この新型車はロールス・ロイス製ではない。正体はメルセデス・ベンツのバンモデル「Vクラス」を、ドイツの高級チューニングブランド『マンソリー(Mansory)』が手がけたコンプリートカーだ。高級ミニバン人気が過熱する中国市場向けに発表され、誰が見てもロールス・ロイスを想起させるフロントデザインが目を引く。堂々としたパンテオングリル、直線的なデイタイムランニングライト、そして重厚なバンパーデザイン。細部に至るまでロールス・ロイスを強く意識していることは明白だ。

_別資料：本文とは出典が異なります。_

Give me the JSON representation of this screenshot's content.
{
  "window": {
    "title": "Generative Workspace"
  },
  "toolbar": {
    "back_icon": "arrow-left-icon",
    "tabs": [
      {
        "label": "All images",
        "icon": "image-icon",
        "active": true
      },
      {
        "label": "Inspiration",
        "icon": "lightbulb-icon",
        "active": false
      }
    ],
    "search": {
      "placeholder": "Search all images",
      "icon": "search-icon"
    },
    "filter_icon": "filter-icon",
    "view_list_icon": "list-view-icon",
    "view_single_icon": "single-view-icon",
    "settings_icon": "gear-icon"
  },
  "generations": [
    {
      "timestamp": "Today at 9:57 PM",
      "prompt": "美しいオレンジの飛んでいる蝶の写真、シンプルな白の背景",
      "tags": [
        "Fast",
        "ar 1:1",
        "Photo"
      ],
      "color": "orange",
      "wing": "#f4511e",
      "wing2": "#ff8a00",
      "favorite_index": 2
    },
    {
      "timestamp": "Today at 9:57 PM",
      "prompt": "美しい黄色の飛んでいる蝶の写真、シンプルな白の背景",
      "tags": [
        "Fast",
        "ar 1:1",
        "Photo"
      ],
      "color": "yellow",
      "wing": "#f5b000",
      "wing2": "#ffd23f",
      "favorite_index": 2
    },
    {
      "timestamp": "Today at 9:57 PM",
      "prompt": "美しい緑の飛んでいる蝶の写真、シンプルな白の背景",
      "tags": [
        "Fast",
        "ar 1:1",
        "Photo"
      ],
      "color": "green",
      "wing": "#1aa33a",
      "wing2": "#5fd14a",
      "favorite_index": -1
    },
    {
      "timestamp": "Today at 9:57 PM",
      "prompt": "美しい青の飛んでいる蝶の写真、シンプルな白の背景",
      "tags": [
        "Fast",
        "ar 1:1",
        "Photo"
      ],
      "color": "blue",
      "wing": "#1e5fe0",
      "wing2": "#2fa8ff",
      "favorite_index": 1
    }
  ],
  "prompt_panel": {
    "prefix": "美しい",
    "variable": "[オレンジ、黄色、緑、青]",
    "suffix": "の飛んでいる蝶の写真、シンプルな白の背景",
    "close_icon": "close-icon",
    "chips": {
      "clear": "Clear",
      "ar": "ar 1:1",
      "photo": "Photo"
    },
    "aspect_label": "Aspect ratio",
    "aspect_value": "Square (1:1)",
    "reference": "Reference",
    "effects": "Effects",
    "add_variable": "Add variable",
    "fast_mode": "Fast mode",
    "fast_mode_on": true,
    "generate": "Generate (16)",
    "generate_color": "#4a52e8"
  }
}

マンソリーらしく、外装には高級素材を惜しみなく投入しており、黒く見えるパーツの多くはカーボンファイバー製だと見られる。専用ホイールも、まるで盾のようなデザインで、ロールス・ロイスの雰囲気を色濃く漂わせる。しかし、真に注目すべきはその内装だ。フロントシートにはVクラスの面影が残るものの、ピラーやシートに高級素材を用いることで、より贅沢な空間へと昇華されている。

贅を尽くした究極の内装

カスタマイズの可能性は無限大

公用車としての中核をなす後部座席は、まさに贅の極み。王座を思わせる4つの独立シートは、伸縮式レッグレストなどの調整機能を備える。2列目シートは180度回転が可能で、移動中に対面での会議もこなせる構造。折りたたみ式の伸縮円形テーブルも内蔵されており、実用性も抜かりない。1〜2列目の間には仕切りとインターコムシステムが設けられ、プライバシーも確保されている。

各シートの背もたれには高級オーディオシステムが組み込まれ、まるでコンサートホールのような音響を楽しめる。今回公開された内装はベージュとブラックの2種類が中心だが、顧客の要望に応じて細部まで自由にカスタマイズできるという。内装カラーや素材の選定はもちろん、追加装備のオーダーも可能だ。

パフォーマンスチューニングの可能性も

中国市場を的確に狙い撃ち

今回の新型車について、マンソリーは具体的な技術仕様をまだ明かしていない。高級ミニバンでは性能よりも快適性や上質さが重視されるためだ。ただし、パフォーマンスチューニングの実績も豊富なブランドだけに、顧客が希望すればパワートレインの強化も現実味を帯びてくる。

中国ではすでに高級ミニバンが富裕層の象徴となっており、専属ドライバーを抱える層にとっては格好のターゲット商品となるはずだ。あるいは、これを契機に本家ロールス・ロイスがミニバン市場へ参入を検討する可能性もある。かつて『砂漠のロールス・ロイス』と称されたレンジローバーが、カリナンの登場でその座を譲ったように。